The petition was backed by Solicitor General Jose Calida who said Aquino and two other former officials are all liable for the deaths of 44 Special Action Force commandos killed on January 25, 2015.
In January 2018, the Office of the Solicitor General asked the Supreme Court to “annul, reverse or set aside” the Ombudsman resolution of June 13, 2017 that “dismissed the complaint for reckless imprudence resulting in homicide” against Aquino, Purisima and Napeñas.
Tuesday’s decision said then Ombudsman Conchita Carpio Morales “did not commit grave abuse of discretion amounting to lack or excess of jurisdiction in dismissing the complaints for 44 counts of reckless imprudence resulting in homicide filed against private respondents.”
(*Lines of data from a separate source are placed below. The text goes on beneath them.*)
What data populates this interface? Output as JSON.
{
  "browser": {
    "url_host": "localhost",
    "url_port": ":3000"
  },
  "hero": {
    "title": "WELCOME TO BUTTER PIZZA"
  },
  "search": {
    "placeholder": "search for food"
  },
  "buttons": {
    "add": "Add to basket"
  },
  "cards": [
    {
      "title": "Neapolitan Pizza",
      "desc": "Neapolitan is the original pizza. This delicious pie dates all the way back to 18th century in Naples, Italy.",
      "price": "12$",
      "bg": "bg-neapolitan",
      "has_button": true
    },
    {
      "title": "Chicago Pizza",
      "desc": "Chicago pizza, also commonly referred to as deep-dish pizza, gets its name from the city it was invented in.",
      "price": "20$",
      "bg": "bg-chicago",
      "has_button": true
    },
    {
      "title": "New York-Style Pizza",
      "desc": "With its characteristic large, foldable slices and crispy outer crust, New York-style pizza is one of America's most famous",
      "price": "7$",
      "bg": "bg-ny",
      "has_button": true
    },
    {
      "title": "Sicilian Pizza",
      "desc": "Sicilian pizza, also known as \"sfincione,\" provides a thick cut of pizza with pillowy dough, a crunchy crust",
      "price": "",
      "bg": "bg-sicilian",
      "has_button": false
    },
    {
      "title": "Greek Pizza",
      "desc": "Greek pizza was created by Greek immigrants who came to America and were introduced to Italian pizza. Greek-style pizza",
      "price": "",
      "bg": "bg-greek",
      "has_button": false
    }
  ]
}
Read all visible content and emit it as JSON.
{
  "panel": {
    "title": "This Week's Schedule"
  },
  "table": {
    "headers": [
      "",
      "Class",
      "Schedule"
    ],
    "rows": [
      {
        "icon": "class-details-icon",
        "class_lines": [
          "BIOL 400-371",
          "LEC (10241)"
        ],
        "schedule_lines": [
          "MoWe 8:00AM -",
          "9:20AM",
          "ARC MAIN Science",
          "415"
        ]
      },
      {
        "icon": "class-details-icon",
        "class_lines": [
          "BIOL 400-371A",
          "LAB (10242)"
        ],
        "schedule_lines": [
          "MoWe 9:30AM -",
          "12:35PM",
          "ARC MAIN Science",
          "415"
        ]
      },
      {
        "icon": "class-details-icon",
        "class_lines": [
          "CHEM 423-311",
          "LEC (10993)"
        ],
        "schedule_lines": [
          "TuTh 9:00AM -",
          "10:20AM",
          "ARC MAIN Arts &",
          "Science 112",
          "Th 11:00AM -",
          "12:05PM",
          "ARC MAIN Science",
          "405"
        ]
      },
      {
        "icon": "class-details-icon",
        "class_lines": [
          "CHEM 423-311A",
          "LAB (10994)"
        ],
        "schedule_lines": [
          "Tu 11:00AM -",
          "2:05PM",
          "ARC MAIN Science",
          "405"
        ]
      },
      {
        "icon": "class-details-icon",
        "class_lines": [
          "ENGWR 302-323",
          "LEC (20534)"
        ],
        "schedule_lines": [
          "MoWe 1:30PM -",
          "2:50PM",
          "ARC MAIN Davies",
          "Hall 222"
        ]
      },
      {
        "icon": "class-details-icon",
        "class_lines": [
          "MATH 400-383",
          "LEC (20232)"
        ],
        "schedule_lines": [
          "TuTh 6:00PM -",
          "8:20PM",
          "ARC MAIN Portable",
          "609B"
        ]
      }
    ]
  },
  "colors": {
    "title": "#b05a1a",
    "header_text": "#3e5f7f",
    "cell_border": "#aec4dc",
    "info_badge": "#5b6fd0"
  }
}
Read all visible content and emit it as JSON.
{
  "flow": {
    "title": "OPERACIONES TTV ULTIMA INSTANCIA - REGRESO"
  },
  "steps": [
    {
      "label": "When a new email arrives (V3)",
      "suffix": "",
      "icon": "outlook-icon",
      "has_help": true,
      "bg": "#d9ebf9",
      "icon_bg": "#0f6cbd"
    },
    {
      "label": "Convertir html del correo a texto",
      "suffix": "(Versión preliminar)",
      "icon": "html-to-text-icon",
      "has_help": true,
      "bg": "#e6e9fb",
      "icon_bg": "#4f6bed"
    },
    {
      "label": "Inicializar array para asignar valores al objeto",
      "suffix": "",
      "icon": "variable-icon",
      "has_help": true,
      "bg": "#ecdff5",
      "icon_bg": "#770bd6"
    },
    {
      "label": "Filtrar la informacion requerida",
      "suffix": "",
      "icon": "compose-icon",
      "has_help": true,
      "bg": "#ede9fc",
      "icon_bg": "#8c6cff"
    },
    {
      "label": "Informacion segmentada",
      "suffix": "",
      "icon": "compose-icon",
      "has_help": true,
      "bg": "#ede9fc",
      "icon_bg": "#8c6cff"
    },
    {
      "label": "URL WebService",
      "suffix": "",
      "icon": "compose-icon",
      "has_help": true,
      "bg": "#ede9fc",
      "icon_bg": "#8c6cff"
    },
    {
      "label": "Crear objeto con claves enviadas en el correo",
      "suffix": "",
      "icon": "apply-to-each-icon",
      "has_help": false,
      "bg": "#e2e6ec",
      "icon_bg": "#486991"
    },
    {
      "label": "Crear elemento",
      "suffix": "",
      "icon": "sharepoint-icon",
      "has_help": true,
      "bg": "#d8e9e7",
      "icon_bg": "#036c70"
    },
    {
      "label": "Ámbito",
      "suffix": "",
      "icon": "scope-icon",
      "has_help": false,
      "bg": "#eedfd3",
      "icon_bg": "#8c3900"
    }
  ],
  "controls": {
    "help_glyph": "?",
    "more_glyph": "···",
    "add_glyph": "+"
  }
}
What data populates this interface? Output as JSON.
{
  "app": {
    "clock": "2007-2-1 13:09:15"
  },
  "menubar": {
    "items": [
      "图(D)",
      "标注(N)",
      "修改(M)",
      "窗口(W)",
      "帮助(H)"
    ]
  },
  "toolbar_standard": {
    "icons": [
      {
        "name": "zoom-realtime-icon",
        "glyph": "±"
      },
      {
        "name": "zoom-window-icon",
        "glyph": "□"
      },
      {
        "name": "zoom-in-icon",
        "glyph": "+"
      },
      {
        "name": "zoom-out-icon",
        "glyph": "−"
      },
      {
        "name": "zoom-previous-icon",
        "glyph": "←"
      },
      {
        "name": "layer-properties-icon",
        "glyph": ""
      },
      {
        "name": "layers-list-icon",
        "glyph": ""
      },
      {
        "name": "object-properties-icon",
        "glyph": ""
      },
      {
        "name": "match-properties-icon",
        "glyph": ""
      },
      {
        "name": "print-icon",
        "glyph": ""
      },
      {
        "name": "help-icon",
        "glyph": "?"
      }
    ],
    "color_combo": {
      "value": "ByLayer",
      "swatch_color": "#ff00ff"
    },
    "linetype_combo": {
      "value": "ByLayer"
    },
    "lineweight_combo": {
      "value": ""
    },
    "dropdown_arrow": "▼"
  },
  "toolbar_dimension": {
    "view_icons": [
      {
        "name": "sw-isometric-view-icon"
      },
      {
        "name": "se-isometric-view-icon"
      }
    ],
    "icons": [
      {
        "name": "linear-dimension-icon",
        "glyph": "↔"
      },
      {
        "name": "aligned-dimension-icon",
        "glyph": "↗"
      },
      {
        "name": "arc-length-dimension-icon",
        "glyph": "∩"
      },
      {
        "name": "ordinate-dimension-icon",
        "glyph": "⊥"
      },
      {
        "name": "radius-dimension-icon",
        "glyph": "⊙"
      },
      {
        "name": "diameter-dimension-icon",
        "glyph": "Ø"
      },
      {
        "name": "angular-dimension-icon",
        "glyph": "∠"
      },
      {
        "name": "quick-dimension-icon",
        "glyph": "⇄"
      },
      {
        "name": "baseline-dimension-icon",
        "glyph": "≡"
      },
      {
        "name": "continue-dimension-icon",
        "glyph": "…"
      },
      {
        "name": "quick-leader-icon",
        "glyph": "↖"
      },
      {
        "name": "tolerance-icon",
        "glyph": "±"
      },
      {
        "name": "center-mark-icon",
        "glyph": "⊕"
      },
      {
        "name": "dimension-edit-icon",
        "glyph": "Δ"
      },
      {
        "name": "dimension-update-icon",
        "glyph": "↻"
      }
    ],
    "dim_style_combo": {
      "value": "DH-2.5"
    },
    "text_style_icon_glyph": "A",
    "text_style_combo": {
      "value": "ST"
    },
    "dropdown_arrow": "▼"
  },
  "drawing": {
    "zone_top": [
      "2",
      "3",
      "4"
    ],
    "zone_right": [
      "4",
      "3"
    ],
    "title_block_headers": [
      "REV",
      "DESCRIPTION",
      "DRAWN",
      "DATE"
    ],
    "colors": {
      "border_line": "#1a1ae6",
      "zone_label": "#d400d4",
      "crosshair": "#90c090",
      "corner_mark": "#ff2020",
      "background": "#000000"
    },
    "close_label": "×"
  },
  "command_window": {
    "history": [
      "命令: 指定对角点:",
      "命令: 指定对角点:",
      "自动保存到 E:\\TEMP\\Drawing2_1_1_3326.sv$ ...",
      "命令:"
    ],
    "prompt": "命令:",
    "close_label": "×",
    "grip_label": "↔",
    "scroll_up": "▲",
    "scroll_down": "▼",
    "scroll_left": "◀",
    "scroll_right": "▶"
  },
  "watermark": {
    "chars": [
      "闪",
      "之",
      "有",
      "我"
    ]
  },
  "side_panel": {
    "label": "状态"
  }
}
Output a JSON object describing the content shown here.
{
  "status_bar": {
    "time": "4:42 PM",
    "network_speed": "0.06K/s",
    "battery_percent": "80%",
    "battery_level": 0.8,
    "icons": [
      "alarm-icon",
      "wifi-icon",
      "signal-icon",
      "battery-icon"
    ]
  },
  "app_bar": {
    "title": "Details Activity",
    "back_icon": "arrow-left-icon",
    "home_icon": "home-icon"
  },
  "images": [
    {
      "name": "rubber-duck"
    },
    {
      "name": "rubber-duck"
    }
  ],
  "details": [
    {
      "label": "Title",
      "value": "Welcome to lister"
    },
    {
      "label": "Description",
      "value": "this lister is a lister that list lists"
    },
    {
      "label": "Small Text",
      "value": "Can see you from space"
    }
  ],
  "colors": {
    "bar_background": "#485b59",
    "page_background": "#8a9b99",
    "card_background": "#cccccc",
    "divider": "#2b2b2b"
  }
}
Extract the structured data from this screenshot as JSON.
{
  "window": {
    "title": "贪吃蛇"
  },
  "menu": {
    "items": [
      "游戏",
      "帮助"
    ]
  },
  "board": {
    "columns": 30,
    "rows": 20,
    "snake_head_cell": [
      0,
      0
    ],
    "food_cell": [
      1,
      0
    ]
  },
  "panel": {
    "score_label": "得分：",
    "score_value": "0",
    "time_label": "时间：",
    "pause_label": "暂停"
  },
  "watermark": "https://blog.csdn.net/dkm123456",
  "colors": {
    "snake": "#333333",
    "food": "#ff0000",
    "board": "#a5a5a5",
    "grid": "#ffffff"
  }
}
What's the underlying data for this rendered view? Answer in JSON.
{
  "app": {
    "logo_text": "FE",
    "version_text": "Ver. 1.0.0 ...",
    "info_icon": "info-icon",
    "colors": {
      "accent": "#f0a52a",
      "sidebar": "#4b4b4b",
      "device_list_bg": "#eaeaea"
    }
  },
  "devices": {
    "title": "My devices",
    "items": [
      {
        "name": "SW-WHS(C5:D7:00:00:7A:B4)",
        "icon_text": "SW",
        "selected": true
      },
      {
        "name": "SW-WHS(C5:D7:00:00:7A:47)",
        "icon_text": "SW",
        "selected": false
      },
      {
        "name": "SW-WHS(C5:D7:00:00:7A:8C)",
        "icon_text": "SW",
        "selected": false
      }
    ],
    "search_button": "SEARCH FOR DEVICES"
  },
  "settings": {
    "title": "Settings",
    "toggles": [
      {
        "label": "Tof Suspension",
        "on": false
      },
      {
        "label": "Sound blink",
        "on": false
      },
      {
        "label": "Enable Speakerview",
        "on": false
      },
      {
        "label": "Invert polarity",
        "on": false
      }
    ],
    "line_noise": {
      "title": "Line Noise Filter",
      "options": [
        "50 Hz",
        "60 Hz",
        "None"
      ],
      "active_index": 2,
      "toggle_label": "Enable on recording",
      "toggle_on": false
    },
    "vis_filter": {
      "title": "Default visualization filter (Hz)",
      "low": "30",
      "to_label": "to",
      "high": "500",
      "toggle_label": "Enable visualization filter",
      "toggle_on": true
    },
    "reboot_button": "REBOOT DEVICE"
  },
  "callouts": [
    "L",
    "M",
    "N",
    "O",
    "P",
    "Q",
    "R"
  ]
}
With the Supreme Court’s decision, Aquino is cleared of all charges pertaining to the Mamasapano incident.
In June, the Office of the Ombudsman moved to withdraw the graft and usurpation raps against Aquino in connection with the botched Mamasapano operation.
Current Ombudsman Samuel Martires asked the Sandiganbayan to let them withdraw the charges against Aquino, “without prejudice to the filing of appropriate charges against [him] after the conduct of preliminary investigation.”
In July, Martires said he would not file new charges against Aquino in connection with the Mamasapano encounter, saying it does not make sense to charge Aquino with usurpation of authority.